Not a fan. Not at all. In fact, I’d probably hibernate if I could get away with taking several months in a row off from work. Though I’m perfectly fine running in the wee hours of the day, running in the dark and cold is an entirely different beast. I believe in “rising to the challenge” as much as the next person, but this particular obstacle is more likely to send me scurrying back under the covers rather than steeling myself for a conquest. If I do manage to get out the door, it’s not without a hefty dose of complaining that often lasts the rest of the day.
Here’s just a short list of things I don’t like about winter running: My toes go numb immediately. My fingers follow shortly thereafter. My hands lose dexterity for the next few hours as circulation tries to reassert itself as part of normal bodily functioning. My nose runs faster than my PR. Once finished with running, I spend at least the next hour shivering so violently my jaws ache from being clenched. Then I usually spend the rest of the day indoors wearing my heaviest down jacket or wrapped up in a blanket. Sometimes both. (Neither of which, I’m pretty sure, qualifies as “business casual” at the office). Did I mention yet that complaining is a major side effect of winter running?
Winter and I don’t always get along. Not a huge problem. As a result, I tend to run less in the winter. This, however, is a problem, especially with the Boston Marathon looming weeks away. Mileage counts. Every step of training brings me one step closer to the finish line. Skipping runs now is risky to say the least.
My solution to this problem is indoor running. The treadmill. In many ways this feels like defeat. I know countless other runners undeterred by the weather who tell me of their frigid adventures. Why don’t I have the fortitude to do that?
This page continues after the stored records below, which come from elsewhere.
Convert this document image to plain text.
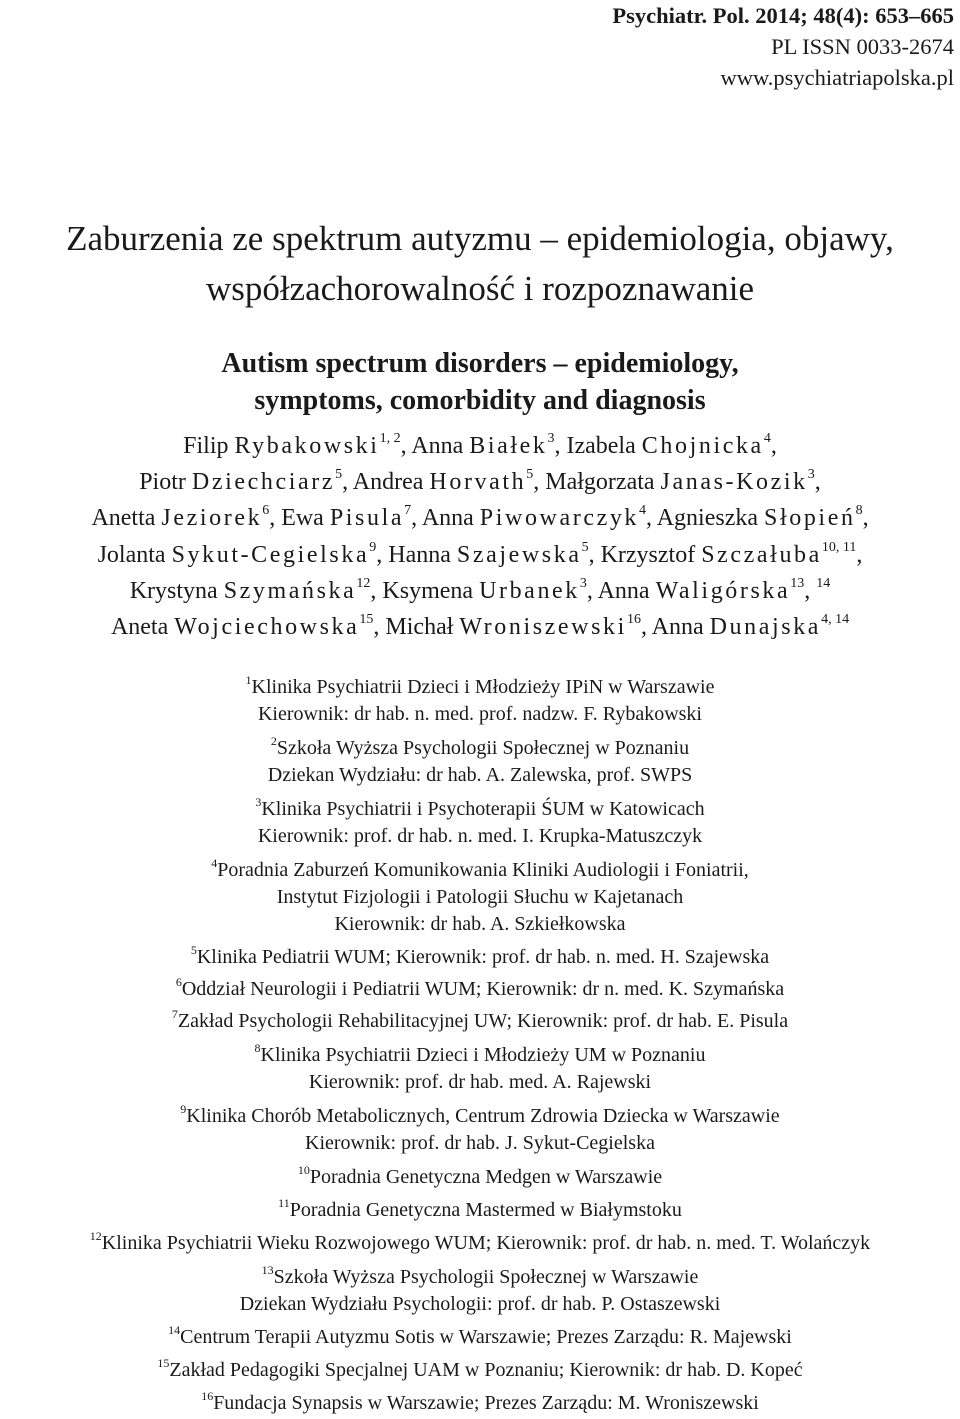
Psychiatr. Pol. 2014; 48(4): 653–665
PL ISSN 0033-2674
www.psychiatriapolska.pl
Zaburzenia ze spektrum autyzmu – epidemiologia, objawy,
współzachorowalność i rozpoznawanie
Autism spectrum disorders – epidemiology,
symptoms, comorbidity and diagnosis
Filip Rybakowski$^{1, 2}$, Anna Białek$^3$, Izabela Chojnicka$^4$,
Piotr Dziechciarz$^5$, Andrea Horvath$^5$, Małgorzata Janas-Kozik$^3$,
Anetta Jeziorek$^6$, Ewa Pisula$^7$, Anna Piwowarczyk$^4$, Agnieszka Słopień$^8$,
Jolanta Sykut-Cegielska$^9$, Hanna Szajewska$^5$, Krzysztof Szczałuba$^{10, 11}$,
Krystyna Szymańska$^{12}$, Ksymena Urbanek$^3$, Anna Waligórska$^{13}$, $^{14}$
Aneta Wojciechowska$^{15}$, Michał Wroniszewski$^{16}$, Anna Dunajska$^{4, 14}$
$^1$Klinika Psychiatrii Dzieci i Młodzieży IPiN w Warszawie
Kierownik: dr hab. n. med. prof. nadzw. F. Rybakowski
$^2$Szkoła Wyższa Psychologii Społecznej w Poznaniu
Dziekan Wydziału: dr hab. A. Zalewska, prof. SWPS
$^3$Klinika Psychiatrii i Psychoterapii ŚUM w Katowicach
Kierownik: prof. dr hab. n. med. I. Krupka-Matuszczyk
$^4$Poradnia Zaburzeń Komunikowania Kliniki Audiologii i Foniatrii,
Instytut Fizjologii i Patologii Słuchu w Kajetanach
Kierownik: dr hab. A. Szkiełkowska
$^5$Klinika Pediatrii WUM; Kierownik: prof. dr hab. n. med. H. Szajewska
$^6$Oddział Neurologii i Pediatrii WUM; Kierownik: dr n. med. K. Szymańska
$^7$Zakład Psychologii Rehabilitacyjnej UW; Kierownik: prof. dr hab. E. Pisula
$^8$Klinika Psychiatrii Dzieci i Młodzieży UM w Poznaniu
Kierownik: prof. dr hab. med. A. Rajewski
$^9$Klinika Chorób Metabolicznych, Centrum Zdrowia Dziecka w Warszawie
Kierownik: prof. dr hab. J. Sykut-Cegielska
$^{10}$Poradnia Genetyczna Medgen w Warszawie
$^{11}$Poradnia Genetyczna Mastermed w Białymstoku
$^{12}$Klinika Psychiatrii Wieku Rozwojowego WUM; Kierownik: prof. dr hab. n. med. T. Wolańczyk
$^{13}$Szkoła Wyższa Psychologii Społecznej w Warszawie
Dziekan Wydziału Psychologii: prof. dr hab. P. Ostaszewski
$^{14}$Centrum Terapii Autyzmu Sotis w Warszawie; Prezes Zarządu: R. Majewski
$^{15}$Zakład Pedagogiki Specjalnej UAM w Poznaniu; Kierownik: dr hab. D. Kopeć
$^{16}$Fundacja Synapsis w Warszawie; Prezes Zarządu: M. Wroniszewski
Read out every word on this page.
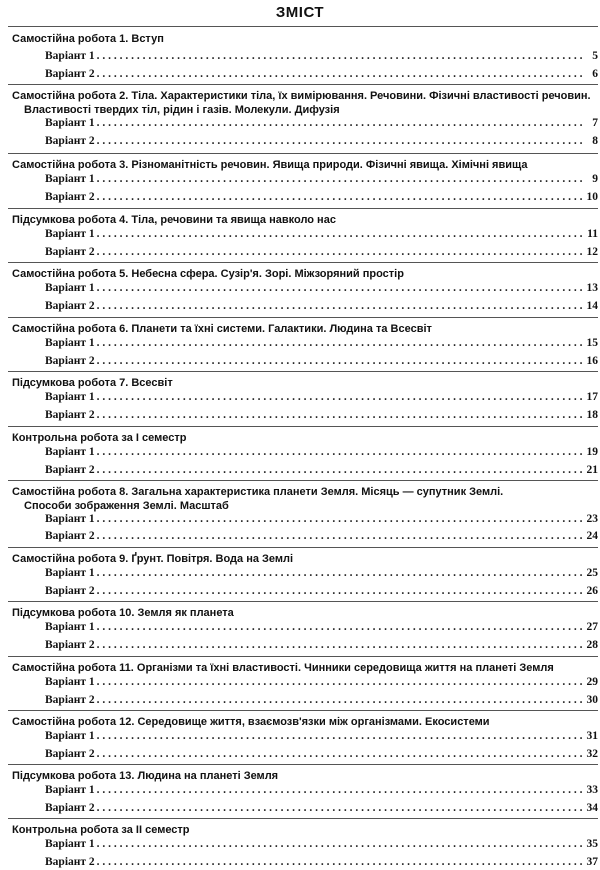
ЗМІСТ
Самостійна робота 1. Вступ
Варіант 1 . . .	5
Варіант 2 . . .	6
Самостійна робота 2. Тіла. Характеристики тіла, їх вимірювання. Речовини. Фізичні властивості речовин.
Властивості твердих тіл, рідин і газів. Молекули. Дифузія
Варіант 1 . . .	7
Варіант 2 . . .	8
Самостійна робота 3. Різноманітність речовин. Явища природи. Фізичні явища. Хімічні явища
Варіант 1 . . .	9
Варіант 2 . . .	10
Підсумкова робота 4. Тіла, речовини та явища навколо нас
Варіант 1 . . .	11
Варіант 2 . . .	12
Самостійна робота 5. Небесна сфера. Сузір'я. Зорі. Міжзоряний простір
Варіант 1 . . .	13
Варіант 2 . . .	14
Самостійна робота 6. Планети та їхні системи. Галактики. Людина та Всесвіт
Варіант 1 . . .	15
Варіант 2 . . .	16
Підсумкова робота 7. Всесвіт
Варіант 1 . . .	17
Варіант 2 . . .	18
Контрольна робота за І семестр
Варіант 1 . . .	19
Варіант 2 . . .	21
Самостійна робота 8. Загальна характеристика планети Земля. Місяць — супутник Землі.
Способи зображення Землі. Масштаб
Варіант 1 . . .	23
Варіант 2 . . .	24
Самостійна робота 9. Ґрунт. Повітря. Вода на Землі
Варіант 1 . . .	25
Варіант 2 . . .	26
Підсумкова робота 10. Земля як планета
Варіант 1 . . .	27
Варіант 2 . . .	28
Самостійна робота 11. Організми та їхні властивості. Чинники середовища життя на планеті Земля
Варіант 1 . . .	29
Варіант 2 . . .	30
Самостійна робота 12. Середовище життя, взаємозв'язки між організмами. Екосистеми
Варіант 1 . . .	31
Варіант 2 . . .	32
Підсумкова робота 13. Людина на планеті Земля
Варіант 1 . . .	33
Варіант 2 . . .	34
Контрольна робота за ІІ семестр
Варіант 1 . . .	35
Варіант 2 . . .	37
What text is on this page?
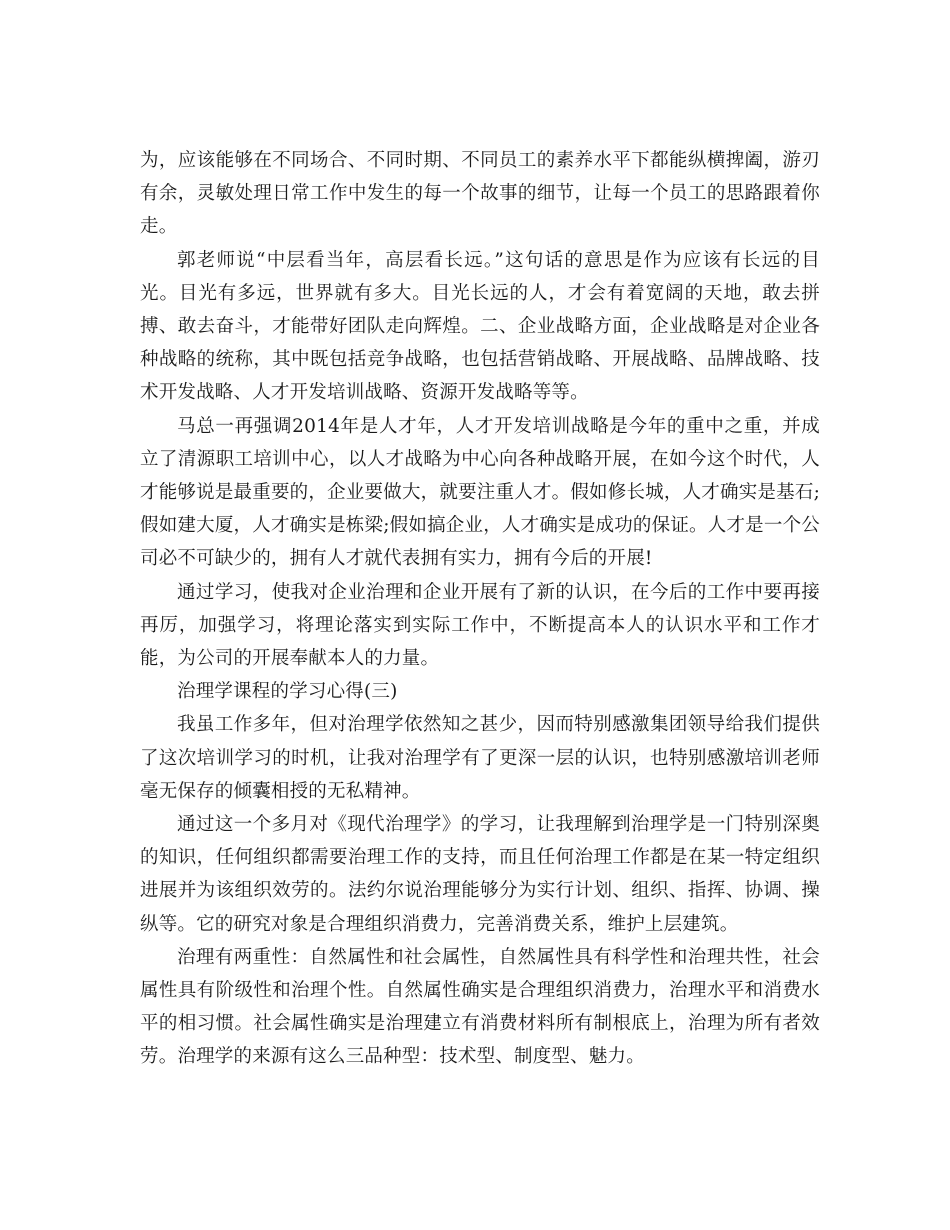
为，应该能够在不同场合、不同时期、不同员工的素养水平下都能纵横捭阖，游刃有余，灵敏处理日常工作中发生的每一个故事的细节，让每一个员工的思路跟着你走。

郭老师说“中层看当年，高层看长远。”这句话的意思是作为应该有长远的目光。目光有多远，世界就有多大。目光长远的人，才会有着宽阔的天地，敢去拼搏、敢去奋斗，才能带好团队走向辉煌。二、企业战略方面，企业战略是对企业各种战略的统称，其中既包括竞争战略，也包括营销战略、开展战略、品牌战略、技术开发战略、人才开发培训战略、资源开发战略等等。

马总一再强调2014年是人才年，人才开发培训战略是今年的重中之重，并成立了清源职工培训中心，以人才战略为中心向各种战略开展，在如今这个时代，人才能够说是最重要的，企业要做大，就要注重人才。假如修长城，人才确实是基石;假如建大厦，人才确实是栋梁;假如搞企业，人才确实是成功的保证。人才是一个公司必不可缺少的，拥有人才就代表拥有实力，拥有今后的开展!

通过学习，使我对企业治理和企业开展有了新的认识，在今后的工作中要再接再厉，加强学习，将理论落实到实际工作中，不断提高本人的认识水平和工作才能，为公司的开展奉献本人的力量。

治理学课程的学习心得(三)

我虽工作多年，但对治理学依然知之甚少，因而特别感激集团领导给我们提供了这次培训学习的时机，让我对治理学有了更深一层的认识，也特别感激培训老师毫无保存的倾囊相授的无私精神。

通过这一个多月对《现代治理学》的学习，让我理解到治理学是一门特别深奥的知识，任何组织都需要治理工作的支持，而且任何治理工作都是在某一特定组织进展并为该组织效劳的。法约尔说治理能够分为实行计划、组织、指挥、协调、操纵等。它的研究对象是合理组织消费力，完善消费关系，维护上层建筑。

治理有两重性：自然属性和社会属性，自然属性具有科学性和治理共性，社会属性具有阶级性和治理个性。自然属性确实是合理组织消费力，治理水平和消费水平的相习惯。社会属性确实是治理建立有消费材料所有制根底上，治理为所有者效劳。治理学的来源有这么三品种型：技术型、制度型、魅力。
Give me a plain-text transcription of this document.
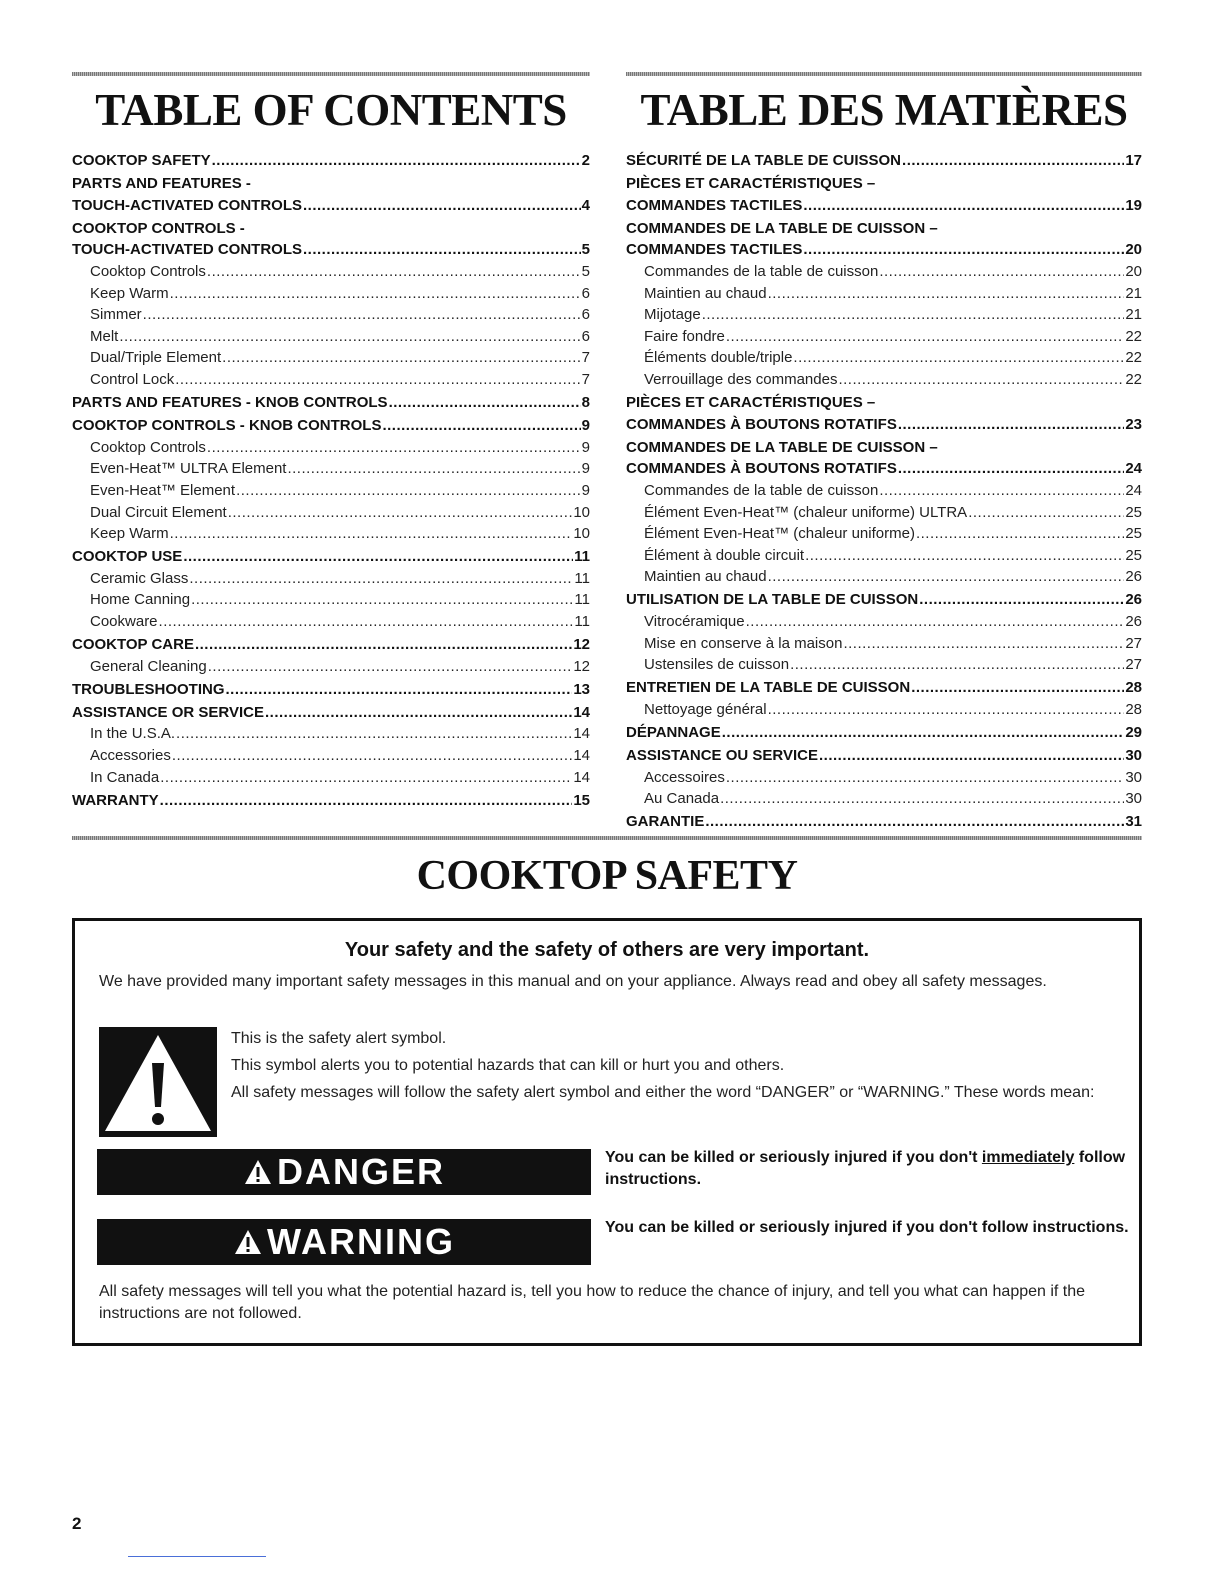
TABLE OF CONTENTS
COOKTOP SAFETY .....	2
PARTS AND FEATURES -
TOUCH-ACTIVATED CONTROLS .....	4
COOKTOP CONTROLS -
TOUCH-ACTIVATED CONTROLS .....	5
Cooktop Controls .....	5
Keep Warm .....	6
Simmer .....	6
Melt .....	6
Dual/Triple Element .....	7
Control Lock .....	7
PARTS AND FEATURES - KNOB CONTROLS .....	8
COOKTOP CONTROLS - KNOB CONTROLS .....	9
Cooktop Controls .....	9
Even-Heat™ ULTRA Element .....	9
Even-Heat™ Element .....	9
Dual Circuit Element .....	10
Keep Warm .....	10
COOKTOP USE .....	11
Ceramic Glass .....	11
Home Canning .....	11
Cookware .....	11
COOKTOP CARE .....	12
General Cleaning .....	12
TROUBLESHOOTING .....	13
ASSISTANCE OR SERVICE .....	14
In the U.S.A. .....	14
Accessories .....	14
In Canada .....	14
WARRANTY .....	15
TABLE DES MATIÈRES
SÉCURITÉ DE LA TABLE DE CUISSON .....	17
PIÈCES ET CARACTÉRISTIQUES –
COMMANDES TACTILES .....	19
COMMANDES DE LA TABLE DE CUISSON –
COMMANDES TACTILES .....	20
Commandes de la table de cuisson .....	20
Maintien au chaud .....	21
Mijotage .....	21
Faire fondre .....	22
Éléments double/triple .....	22
Verrouillage des commandes .....	22
PIÈCES ET CARACTÉRISTIQUES –
COMMANDES À BOUTONS ROTATIFS .....	23
COMMANDES DE LA TABLE DE CUISSON –
COMMANDES À BOUTONS ROTATIFS .....	24
Commandes de la table de cuisson .....	24
Élément Even-Heat™ (chaleur uniforme) ULTRA .....	25
Élément Even-Heat™ (chaleur uniforme) .....	25
Élément à double circuit .....	25
Maintien au chaud .....	26
UTILISATION DE LA TABLE DE CUISSON .....	26
Vitrocéramique .....	26
Mise en conserve à la maison .....	27
Ustensiles de cuisson .....	27
ENTRETIEN DE LA TABLE DE CUISSON .....	28
Nettoyage général .....	28
DÉPANNAGE .....	29
ASSISTANCE OU SERVICE .....	30
Accessoires .....	30
Au Canada .....	30
GARANTIE .....	31
COOKTOP SAFETY

Your safety and the safety of others are very important.

We have provided many important safety messages in this manual and on your appliance. Always read and obey all safety messages.

This is the safety alert symbol.

This symbol alerts you to potential hazards that can kill or hurt you and others.

All safety messages will follow the safety alert symbol and either the word “DANGER” or “WARNING.” These words mean:

DANGER	You can be killed or seriously injured if you don't immediately follow instructions.

WARNING	You can be killed or seriously injured if you don't follow instructions.

All safety messages will tell you what the potential hazard is, tell you how to reduce the chance of injury, and tell you what can happen if the instructions are not followed.

2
Not to mention I can already hear the distant chorus of naysayers espousing judgments and opinions about this tactic. My interpretation of this leads me to the conclusion that “real runners” don’t train for the Boston Marathon on a treadmill. “Real runners” train in any and all weather conditions.
That’s not a very nice thing to say to myself. I’m trying to shift my perspective to recognize and accept this as one of my limits rather than labelling it as a shortcoming. I can work on pushing past this limit later; in the meantime I need to find a way to work around it. Doing part of my marathon training on a treadmill doesn’t make me a bad person or an imposter. What matters most right now is that I run, period. If those miles happen on a treadmill, they happen on a treadmill. They just need to happen.